"La nouvelle doctrine militaire russe qui cite l'élargissement de l'OTAN et le déploiement de systèmes de défense antimissile (ABM) parmi les principales menaces pour la Russie ne reflète pas la réalité".
Quelle est donc cette réalité, M.Rasmussen? Militariser presque un continent, qui se trouve être en face de la Russie, appuyé par un nouveau système ABM qui est destiné à contrer une éventuelle attaque iranienne?
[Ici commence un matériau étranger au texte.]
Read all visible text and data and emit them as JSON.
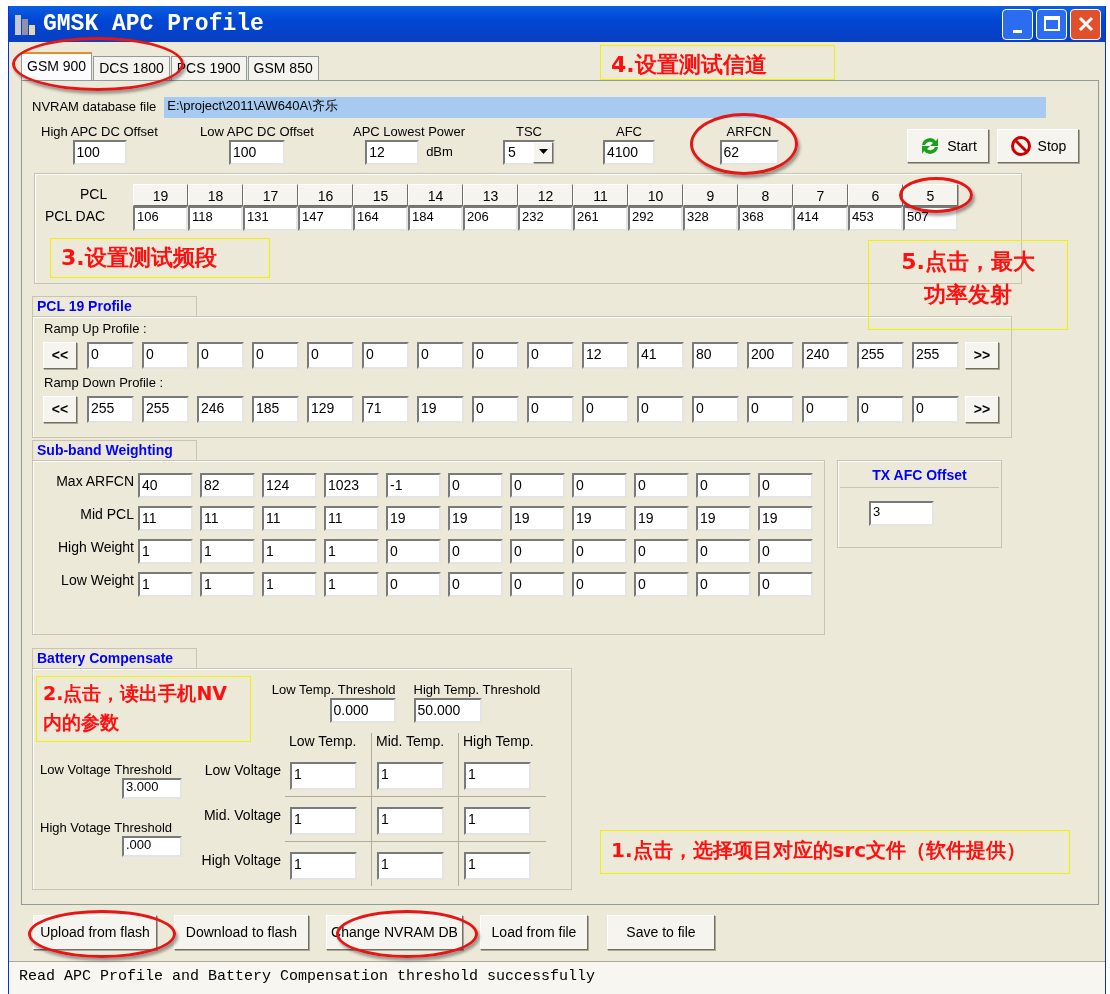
{
  "window": {
    "title": "GMSK APC Profile"
  },
  "tabs": [
    {
      "label": "GSM 900",
      "selected": true
    },
    {
      "label": "DCS 1800",
      "selected": false
    },
    {
      "label": "PCS 1900",
      "selected": false
    },
    {
      "label": "GSM 850",
      "selected": false
    }
  ],
  "nvram": {
    "label": "NVRAM database file",
    "value": "E:\\project\\2011\\AW640A\\齐乐"
  },
  "settings": [
    {
      "kind": "field",
      "label": "High APC DC Offset",
      "value": "100"
    },
    {
      "kind": "field",
      "label": "Low APC DC Offset",
      "value": "100"
    },
    {
      "kind": "field",
      "label": "APC Lowest Power",
      "value": "12",
      "unit": "dBm"
    },
    {
      "kind": "dropdown",
      "label": "TSC",
      "value": "5"
    },
    {
      "kind": "field",
      "label": "AFC",
      "value": "4100"
    },
    {
      "kind": "field",
      "label": "ARFCN",
      "value": "62"
    }
  ],
  "actions": [
    {
      "kind": "run",
      "label": "Start"
    },
    {
      "kind": "stop",
      "label": "Stop"
    }
  ],
  "pcl": {
    "header_label": "PCL",
    "value_label": "PCL DAC",
    "levels": [
      "19",
      "18",
      "17",
      "16",
      "15",
      "14",
      "13",
      "12",
      "11",
      "10",
      "9",
      "8",
      "7",
      "6",
      "5"
    ],
    "dac": [
      "106",
      "118",
      "131",
      "147",
      "164",
      "184",
      "206",
      "232",
      "261",
      "292",
      "328",
      "368",
      "414",
      "453",
      "507"
    ]
  },
  "profile": {
    "title": "PCL 19 Profile",
    "rows": [
      {
        "label": "Ramp Up Profile :",
        "prev": "<<",
        "next": ">>",
        "values": [
          "0",
          "0",
          "0",
          "0",
          "0",
          "0",
          "0",
          "0",
          "0",
          "12",
          "41",
          "80",
          "200",
          "240",
          "255",
          "255"
        ]
      },
      {
        "label": "Ramp Down Profile :",
        "prev": "<<",
        "next": ">>",
        "values": [
          "255",
          "255",
          "246",
          "185",
          "129",
          "71",
          "19",
          "0",
          "0",
          "0",
          "0",
          "0",
          "0",
          "0",
          "0",
          "0"
        ]
      }
    ]
  },
  "subband": {
    "title": "Sub-band Weighting",
    "rows": [
      {
        "label": "Max ARFCN",
        "values": [
          "40",
          "82",
          "124",
          "1023",
          "-1",
          "0",
          "0",
          "0",
          "0",
          "0",
          "0"
        ]
      },
      {
        "label": "Mid PCL",
        "values": [
          "11",
          "11",
          "11",
          "11",
          "19",
          "19",
          "19",
          "19",
          "19",
          "19",
          "19"
        ]
      },
      {
        "label": "High Weight",
        "values": [
          "1",
          "1",
          "1",
          "1",
          "0",
          "0",
          "0",
          "0",
          "0",
          "0",
          "0"
        ]
      },
      {
        "label": "Low Weight",
        "values": [
          "1",
          "1",
          "1",
          "1",
          "0",
          "0",
          "0",
          "0",
          "0",
          "0",
          "0"
        ]
      }
    ]
  },
  "tx_afc": {
    "title": "TX AFC Offset",
    "value": "3"
  },
  "battery": {
    "title": "Battery Compensate",
    "thresholds": [
      {
        "label": "Low Temp. Threshold",
        "value": "0.000"
      },
      {
        "label": "High Temp. Threshold",
        "value": "50.000"
      }
    ],
    "columns": [
      "Low Temp.",
      "Mid. Temp.",
      "High Temp."
    ],
    "rows": [
      {
        "label": "Low Voltage",
        "values": [
          "1",
          "1",
          "1"
        ]
      },
      {
        "label": "Mid. Voltage",
        "values": [
          "1",
          "1",
          "1"
        ]
      },
      {
        "label": "High Voltage",
        "values": [
          "1",
          "1",
          "1"
        ]
      }
    ],
    "voltage_thresholds": [
      {
        "label": "Low Voltage Threshold",
        "value": "3.000"
      },
      {
        "label": "High Votage Threshold",
        "value": ".000"
      }
    ]
  },
  "buttons": [
    "Upload from flash",
    "Download to flash",
    "Change NVRAM DB",
    "Load from file",
    "Save to file"
  ],
  "status_bar": "Read APC Profile and Battery Compensation threshold successfully",
  "annotations": [
    {
      "kind": "ring"
    },
    {
      "kind": "ring"
    },
    {
      "kind": "ring"
    },
    {
      "kind": "ring"
    },
    {
      "kind": "ring"
    },
    {
      "kind": "callout",
      "text": "3.设置测试频段"
    },
    {
      "kind": "callout",
      "text": "4.设置测试信道"
    },
    {
      "kind": "callout",
      "text": "5.点击，最大功率发射"
    },
    {
      "kind": "callout",
      "text": "2.点击，读出手机NV内的参数"
    },
    {
      "kind": "callout",
      "text": "1.点击，选择项目对应的src文件（软件提供）"
    }
  ]
}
Même les sots n’y croiraient pas. Depuis l’effondrement de l’URSS, l’Occident, en particulier l’Amérique imposante et arrogante et l’Europe servante, ne cessent de tenter d’imposer leur hégémonie sur toute la région, en commençant par les ex-pays du ‘bloc de l’Est’, puis l’Irak par la force sous le fallacieux prétexte d’armes de destruction massive, l’Afghanistan pour lutter contre le terrorisme.
Citer l’Iran comme prétexte dans ce contexte, avec ‘remake’ d’un Irak bis, pour les mêmes allégations est une grossière tromperie. M. Rasmussen a balancé il y a quelques jours une déclaration du même acabit du genre à l'OTAN n'attaquera jamais la Russie. Nous avions dit, ce jour-là, que ce discours nous conduit à comprendre que l'armada de missiles en Europe servait à quoi alors si ce n’est permettre à l'Occident de dominer par la politique des petits pas les économies de maximum de pays du monde en imposant sa conception selon ses seuls intérêts.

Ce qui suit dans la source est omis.